In 1994, it was at this very venue, against the same opponent, that Lara had surpassed Gary Sobers’ 365 with a pull off Chris Lewis that raced away to the boundary. In 2004, Lara was 35, with his best days behind him. England already 3-0 ahead in the series, with Lara himself going through a rough patch, scoring just 100 runs from six innings in the series.

Yet, on a placid surface, against a decent England attack, Lara batted on and produced yet another marathon innings. A little tentative to begin with, Lara was made to hope and fend against Steve Harmison’s barrage of bouncers. He was yet to score a run when a close caught behind call was turned down by Darren Hair, who co-incidentally was the umpire during Lara’s 375. Lara survived and never looked back.
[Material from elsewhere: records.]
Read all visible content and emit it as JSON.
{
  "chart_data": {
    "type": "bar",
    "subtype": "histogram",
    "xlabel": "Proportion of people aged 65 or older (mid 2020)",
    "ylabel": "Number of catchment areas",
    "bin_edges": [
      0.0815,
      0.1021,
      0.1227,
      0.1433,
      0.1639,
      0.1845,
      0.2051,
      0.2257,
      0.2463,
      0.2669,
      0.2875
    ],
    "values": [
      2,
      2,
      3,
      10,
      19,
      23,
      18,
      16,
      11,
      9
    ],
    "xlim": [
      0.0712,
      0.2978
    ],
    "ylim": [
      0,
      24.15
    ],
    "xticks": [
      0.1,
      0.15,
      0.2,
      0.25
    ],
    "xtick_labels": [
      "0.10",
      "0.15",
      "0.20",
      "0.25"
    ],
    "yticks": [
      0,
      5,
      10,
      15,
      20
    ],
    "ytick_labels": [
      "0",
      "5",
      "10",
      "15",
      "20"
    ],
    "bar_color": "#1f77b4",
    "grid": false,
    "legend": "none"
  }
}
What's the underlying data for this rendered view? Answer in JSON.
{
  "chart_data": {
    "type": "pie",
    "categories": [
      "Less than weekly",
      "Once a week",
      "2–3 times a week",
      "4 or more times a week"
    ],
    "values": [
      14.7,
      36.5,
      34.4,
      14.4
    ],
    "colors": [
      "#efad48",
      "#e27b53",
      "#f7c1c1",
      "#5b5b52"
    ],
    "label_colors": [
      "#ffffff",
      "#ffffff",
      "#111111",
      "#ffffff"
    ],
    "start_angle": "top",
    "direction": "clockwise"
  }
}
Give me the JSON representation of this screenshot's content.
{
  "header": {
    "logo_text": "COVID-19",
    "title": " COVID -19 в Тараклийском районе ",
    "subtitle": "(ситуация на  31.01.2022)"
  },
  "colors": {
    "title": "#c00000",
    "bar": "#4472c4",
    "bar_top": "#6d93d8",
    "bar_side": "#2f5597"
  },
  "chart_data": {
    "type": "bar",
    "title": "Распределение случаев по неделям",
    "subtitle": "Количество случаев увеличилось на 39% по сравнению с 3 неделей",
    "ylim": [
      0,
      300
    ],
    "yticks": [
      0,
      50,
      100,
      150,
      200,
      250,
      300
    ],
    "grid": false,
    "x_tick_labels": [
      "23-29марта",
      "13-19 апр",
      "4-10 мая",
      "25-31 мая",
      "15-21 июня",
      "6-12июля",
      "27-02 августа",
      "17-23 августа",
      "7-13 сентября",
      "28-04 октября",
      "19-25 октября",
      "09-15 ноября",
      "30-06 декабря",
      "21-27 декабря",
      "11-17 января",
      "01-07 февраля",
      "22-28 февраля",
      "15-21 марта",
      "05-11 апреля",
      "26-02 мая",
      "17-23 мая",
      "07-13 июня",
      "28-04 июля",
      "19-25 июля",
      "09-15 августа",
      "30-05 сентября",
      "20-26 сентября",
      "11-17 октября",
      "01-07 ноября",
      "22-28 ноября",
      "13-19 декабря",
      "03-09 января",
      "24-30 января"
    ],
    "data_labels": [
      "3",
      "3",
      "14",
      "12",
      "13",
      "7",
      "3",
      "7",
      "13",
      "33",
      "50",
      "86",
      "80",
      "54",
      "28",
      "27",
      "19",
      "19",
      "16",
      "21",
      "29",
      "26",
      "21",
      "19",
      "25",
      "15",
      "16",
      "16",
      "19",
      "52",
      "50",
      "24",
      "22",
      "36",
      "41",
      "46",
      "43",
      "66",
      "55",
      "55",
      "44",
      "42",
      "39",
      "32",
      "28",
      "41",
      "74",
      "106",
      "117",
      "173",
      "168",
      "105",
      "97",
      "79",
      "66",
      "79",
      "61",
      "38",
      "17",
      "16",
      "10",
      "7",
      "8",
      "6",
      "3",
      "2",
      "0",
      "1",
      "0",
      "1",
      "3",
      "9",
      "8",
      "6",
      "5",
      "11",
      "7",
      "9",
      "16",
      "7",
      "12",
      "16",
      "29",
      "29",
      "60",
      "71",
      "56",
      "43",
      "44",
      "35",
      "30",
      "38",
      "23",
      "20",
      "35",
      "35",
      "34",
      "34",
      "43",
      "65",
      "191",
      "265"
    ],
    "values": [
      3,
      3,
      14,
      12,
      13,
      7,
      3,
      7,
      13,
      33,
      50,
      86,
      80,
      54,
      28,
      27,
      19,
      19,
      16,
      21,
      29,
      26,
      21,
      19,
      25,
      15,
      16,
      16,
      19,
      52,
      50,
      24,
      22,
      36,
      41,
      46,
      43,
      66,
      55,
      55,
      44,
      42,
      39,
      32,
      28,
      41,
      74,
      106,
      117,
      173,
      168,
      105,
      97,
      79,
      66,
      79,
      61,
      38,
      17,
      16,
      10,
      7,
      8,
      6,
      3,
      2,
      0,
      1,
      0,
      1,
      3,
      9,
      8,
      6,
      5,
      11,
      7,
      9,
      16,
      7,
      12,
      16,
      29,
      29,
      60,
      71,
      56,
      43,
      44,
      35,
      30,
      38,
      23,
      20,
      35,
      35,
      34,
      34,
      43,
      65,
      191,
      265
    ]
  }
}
Lara batted for 778 minutes, scoring 43 boundaries and four sixes. Chris Gayle’s 69 off 80 and Ramnaresh Sarwan’s 90 were reduced to nit even afterthoughts in front of what Lara was on his way to achieving. With a sweep off Gareth Batty, who had to bear the batsman’s wrath the most, Lara complete the single, helmet coming off, followed by an ecstatic leap in the air and a kiss planted on the surface. He had taken 185 days to reclaim his record back from Hayden.

He and Ridley Jacobs had put on an unbeaten 282 runs for the fifth wicket with the wicketkeeper batsman scoring a century himself. In a decision that raised quite a few eyebrows, Lara did not close the innings overnight. West Indies carried on, Lara and Jacobs continuing to stretch the innings. Lara hinted at going for 750, the highest England had ever conceded and eventually declared at 751.

West Indies gave themselves a good chance of finishing 1-3 after bowling England out cheaply for 285 in the first innings, despite a free-wheeling hundred from Andrew Flintoff, and with Pedro Collins and Tino Best sharing seven wickets. However, following on, England were much better as they grinded West Indies’ bowling into the mat. Michael Vaughan scored 160 and he and Marcus Trescothick batted 57 overs together to put on 182 for the first wicket. The England captain stayed put for 347 minutes to score 140 and the visitors batted out the final day losing only 5 wickets.